Dealers said shares had been given a boost by strong bond markets around Europe and an easing in the strength of the pound, which had taken the pressure off exporting companies. They also attributed Footsie's good showing to the expiry of futures and options contracts which had forced bears to buy shares to close out their failed gambles that the market would fall.
The extent to which professional money managers have been wrongfooted by the persistent strength of the UK equity market was underlined by figures from WM, an investment performance measurement company, which showed a continuing movement out of shares and into cash by pension funds. WM's survey, which covers around 60 per cent by value of UK pension funds, showed a pounds 5.6bn increase in cash holdings in the first nine months of the year largely accounted for by the sale of pounds 6.9bn of UK equities.
The proportion of pension funds invested in UK equities has declined steadily from 58 per cent in 1992 to about 52 per cent, partly as a result of a movement into fixed-interest investments.
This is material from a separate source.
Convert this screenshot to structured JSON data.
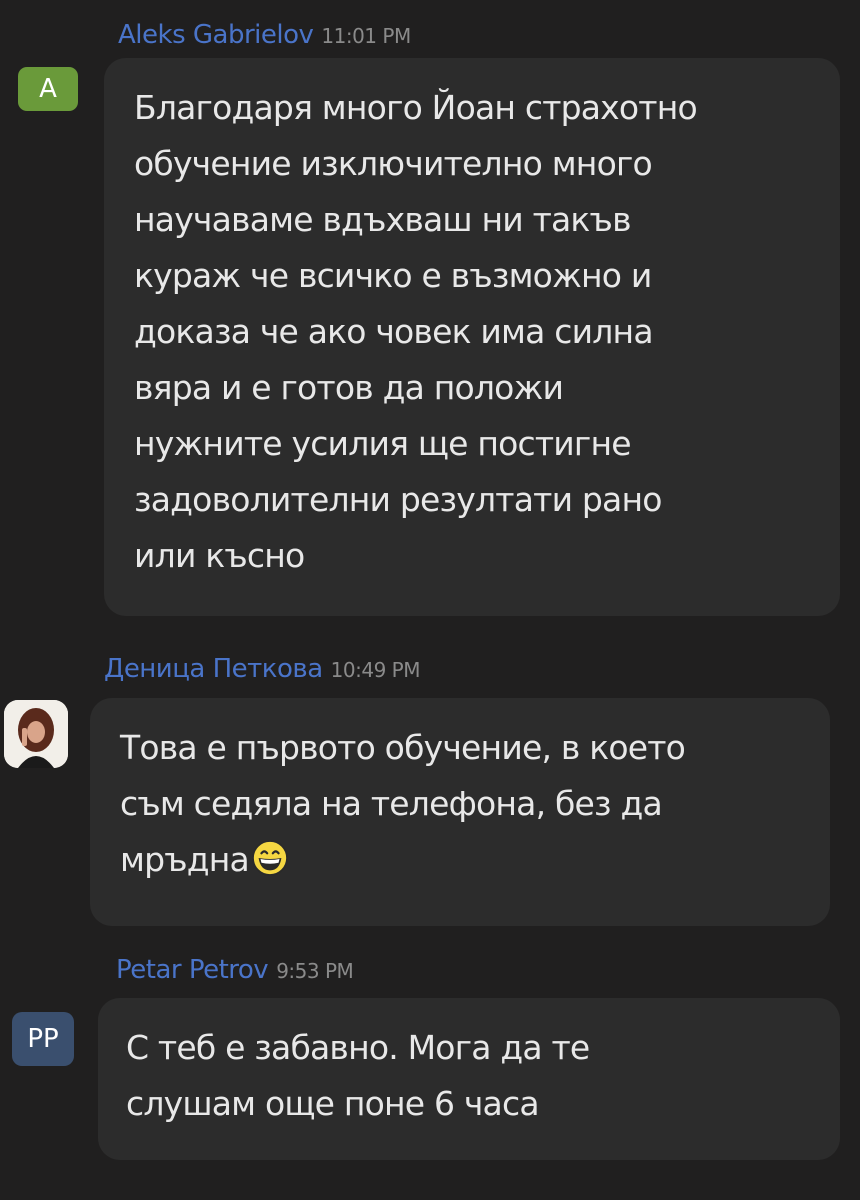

According to WM, however, one of the striking features of this year has been the extent to which money withdrawn from UK shares has not been re-invested anywhere else.
The cautious stance popularised by Tony Dye at PDFM has been adopted by many of his peers who have chosen to focus on what are perceived to be stretched equity valuations on both sides of the Atlantic. Others now take the opposite view that an estimated pounds 10bn being held by pension funds in cash is just waiting to be injected into equities, which could give the market a sizeable post-Budget boost.
Steve Wright, an equity strategist at BZW, said the market was taking the view that the Chancellor would opt for a sensible Budget next Tuesday, possibly offsetting a pounds 3bn overall reduction in the tax burden with a pounds 4bn reduction in public spending. That would be taken favourably by gilts and shares.
He said the worst scenario was a loose Budget that attempted to use better- than-expected recent public borrowing figures as a pretext for a pre-election giveaway.
The pound also eased against the dollar and the mark, which took the pressure off exporters which have seen their products becoming uncompetitive.